Spark has clearly reached a point of inflection when skeptical analysis emerges.  Criticism is healthy, of course, but what the skeptics all seem to share is an ignorance of machine learning and streaming applications, and the challenge of making those applications work well in MapReduce.  In other words, they all seem to misunderstand the purpose of Spark, and would do well to learn more about the platform before quibbling on the margins.

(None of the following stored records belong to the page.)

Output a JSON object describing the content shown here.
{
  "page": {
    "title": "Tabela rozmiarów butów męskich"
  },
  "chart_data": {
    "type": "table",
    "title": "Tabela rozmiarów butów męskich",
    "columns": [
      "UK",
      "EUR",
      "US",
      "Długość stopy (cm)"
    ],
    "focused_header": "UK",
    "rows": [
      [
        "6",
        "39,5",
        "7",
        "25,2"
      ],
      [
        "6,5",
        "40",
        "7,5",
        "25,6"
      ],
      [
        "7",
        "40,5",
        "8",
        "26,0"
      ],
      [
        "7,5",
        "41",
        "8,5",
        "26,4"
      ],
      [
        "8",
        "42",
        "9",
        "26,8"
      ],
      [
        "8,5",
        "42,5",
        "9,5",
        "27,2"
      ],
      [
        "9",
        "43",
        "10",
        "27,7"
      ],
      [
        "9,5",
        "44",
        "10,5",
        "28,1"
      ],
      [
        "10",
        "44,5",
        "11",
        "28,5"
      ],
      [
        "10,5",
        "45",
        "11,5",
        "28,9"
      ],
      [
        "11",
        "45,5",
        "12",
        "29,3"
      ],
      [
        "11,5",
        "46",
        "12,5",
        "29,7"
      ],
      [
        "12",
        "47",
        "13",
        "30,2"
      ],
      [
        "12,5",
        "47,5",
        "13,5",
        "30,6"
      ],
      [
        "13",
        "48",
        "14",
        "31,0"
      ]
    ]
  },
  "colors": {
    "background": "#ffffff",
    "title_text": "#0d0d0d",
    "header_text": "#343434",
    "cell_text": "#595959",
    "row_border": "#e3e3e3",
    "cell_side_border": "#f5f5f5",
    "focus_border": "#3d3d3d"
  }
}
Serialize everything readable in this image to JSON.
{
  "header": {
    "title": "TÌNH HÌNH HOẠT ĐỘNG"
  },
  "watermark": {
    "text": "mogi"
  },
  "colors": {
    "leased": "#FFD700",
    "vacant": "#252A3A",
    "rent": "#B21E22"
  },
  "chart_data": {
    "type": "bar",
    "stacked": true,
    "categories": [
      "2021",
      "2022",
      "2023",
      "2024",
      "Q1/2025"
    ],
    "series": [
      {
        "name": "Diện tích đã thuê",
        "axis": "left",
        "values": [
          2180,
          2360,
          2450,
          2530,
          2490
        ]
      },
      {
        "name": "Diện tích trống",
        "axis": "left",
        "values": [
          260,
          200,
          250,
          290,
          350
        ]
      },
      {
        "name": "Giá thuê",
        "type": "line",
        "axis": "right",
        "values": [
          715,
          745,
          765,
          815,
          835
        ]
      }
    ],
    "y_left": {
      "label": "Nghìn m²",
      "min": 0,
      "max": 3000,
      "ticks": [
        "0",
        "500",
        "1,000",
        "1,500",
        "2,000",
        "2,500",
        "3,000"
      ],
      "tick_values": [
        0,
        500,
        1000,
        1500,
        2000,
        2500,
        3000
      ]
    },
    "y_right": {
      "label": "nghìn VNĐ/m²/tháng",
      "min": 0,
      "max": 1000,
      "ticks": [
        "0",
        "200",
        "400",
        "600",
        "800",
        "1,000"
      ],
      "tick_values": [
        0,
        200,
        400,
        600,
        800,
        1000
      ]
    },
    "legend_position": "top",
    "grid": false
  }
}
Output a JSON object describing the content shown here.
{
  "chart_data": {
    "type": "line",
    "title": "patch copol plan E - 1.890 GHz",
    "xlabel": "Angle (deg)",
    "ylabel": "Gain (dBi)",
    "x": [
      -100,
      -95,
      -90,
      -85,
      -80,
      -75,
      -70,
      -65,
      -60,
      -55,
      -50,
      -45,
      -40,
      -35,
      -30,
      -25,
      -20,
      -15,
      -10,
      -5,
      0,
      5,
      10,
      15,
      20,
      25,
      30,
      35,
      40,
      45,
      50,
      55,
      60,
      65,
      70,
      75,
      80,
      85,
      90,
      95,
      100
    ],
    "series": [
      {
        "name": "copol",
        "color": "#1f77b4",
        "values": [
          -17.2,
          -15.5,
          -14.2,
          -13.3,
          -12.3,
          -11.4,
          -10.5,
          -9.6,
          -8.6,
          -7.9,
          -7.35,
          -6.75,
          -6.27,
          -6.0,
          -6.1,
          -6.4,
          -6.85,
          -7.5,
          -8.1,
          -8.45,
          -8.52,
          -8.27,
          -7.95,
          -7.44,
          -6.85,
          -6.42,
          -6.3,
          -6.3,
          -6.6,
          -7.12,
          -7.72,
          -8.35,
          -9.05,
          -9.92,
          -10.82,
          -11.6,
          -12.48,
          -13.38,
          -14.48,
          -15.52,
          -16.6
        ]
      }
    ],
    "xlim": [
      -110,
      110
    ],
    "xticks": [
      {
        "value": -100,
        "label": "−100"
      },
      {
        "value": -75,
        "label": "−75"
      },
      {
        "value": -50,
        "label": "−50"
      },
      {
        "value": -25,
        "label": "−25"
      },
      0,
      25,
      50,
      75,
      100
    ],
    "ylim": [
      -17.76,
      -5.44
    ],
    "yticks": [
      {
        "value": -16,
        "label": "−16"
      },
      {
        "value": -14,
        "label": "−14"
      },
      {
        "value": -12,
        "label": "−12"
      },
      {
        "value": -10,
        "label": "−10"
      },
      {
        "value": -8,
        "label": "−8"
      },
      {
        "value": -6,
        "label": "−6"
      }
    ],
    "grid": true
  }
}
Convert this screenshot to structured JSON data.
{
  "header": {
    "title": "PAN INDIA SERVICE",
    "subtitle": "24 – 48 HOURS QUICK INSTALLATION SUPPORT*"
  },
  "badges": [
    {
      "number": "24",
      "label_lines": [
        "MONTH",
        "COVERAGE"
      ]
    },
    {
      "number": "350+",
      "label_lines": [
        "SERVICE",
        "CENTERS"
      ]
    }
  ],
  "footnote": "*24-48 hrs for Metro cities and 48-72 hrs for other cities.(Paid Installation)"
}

  • Professional cat herder Andrew Oliver compares Spark to Tableau and, shockingly, finds it wanting.  Also, Andrew heard people say unflattering things about Hadoop at Spark Summit East.  Who knew that Hadoop devotees are so sensitive?
  • In DataMill, Nicole Leskowski asks if Apache Spark is the next big thing in Big Data Analytics, a question that would have been timely last year.
  • In TechTarget, Jack Vaughan wonders whether Spark is just a shiny new object, while ruminating about Digital Equipment and the PDP-11.  His point will be lost on most readers.
  • Returning to ZDNet from GigaOm, Andrew Brust asks if Spark is overhyped, citing unnamed second-hand sources that tell him Spark is “not ready for prime time.”   Note to Andrew: you can download the software here.

Spark Core

Matei Zaharia celebrates Spark’s fifth birthday with a brief history.

On the Cloudera blog, Sandy Ryza concludes his series on tuning Spark jobs.

Spark Streaming

On the Databricks blog. Cody Koeninger, Davies Liu and Tathagata Das describe the new direct Kakfa API available in Spark 1.3

Databricks

Databricks announced that Timeful, a startup specializing in intelligent time management, has deployed its recommendation engine in Databricks Cloud.  Case study available here.

Hadoop Ecosystem

In Datanami, Hadoop skeptic Alex Woodie asks if Hadoop needs a reality check, observing that the leading Hadoop distributors do not make money, a trait shared by most industries at comparable points of maturity.  Woodie cites Wikibon’s Big Data revenue summary as evidence that there is little money in Hadoop, without considering the validity of Wikibon’s data (which is self-reported by the vendors and lacks consistent definitions).  Even if we accept the Wikibon data at face value, Woodie also fails to note that startup Palantir (which is totally into Hadoop) now reports more Big Data revenue than industry leader SAS.  Another unanswered question: if Hadoop is so inconsequential, why has Teradata lost half its market value since 2012?

IBM

IBM announces BigInsights 4.0 just nine months after releasing BigInsights 3.0.  BigInsights includes the usual Hadoop bits, plus:

  • BigSQL, a federation engine for SQL across relational databases and Hadoop
  • Big Sheets, a Datameer-like spreadsheet-on-Hadoop tool
  • SystemML, a home-grown machine learning library that runs in MapReduce
  • Text analytics capability
  • Big R, an interface that can push embarrassingly parallel R processing into Hadoop

Streaming and Real-Time Processing

On the O’Reilly Radar blog, Ben Lorica describes platforms and applications for processing data streams.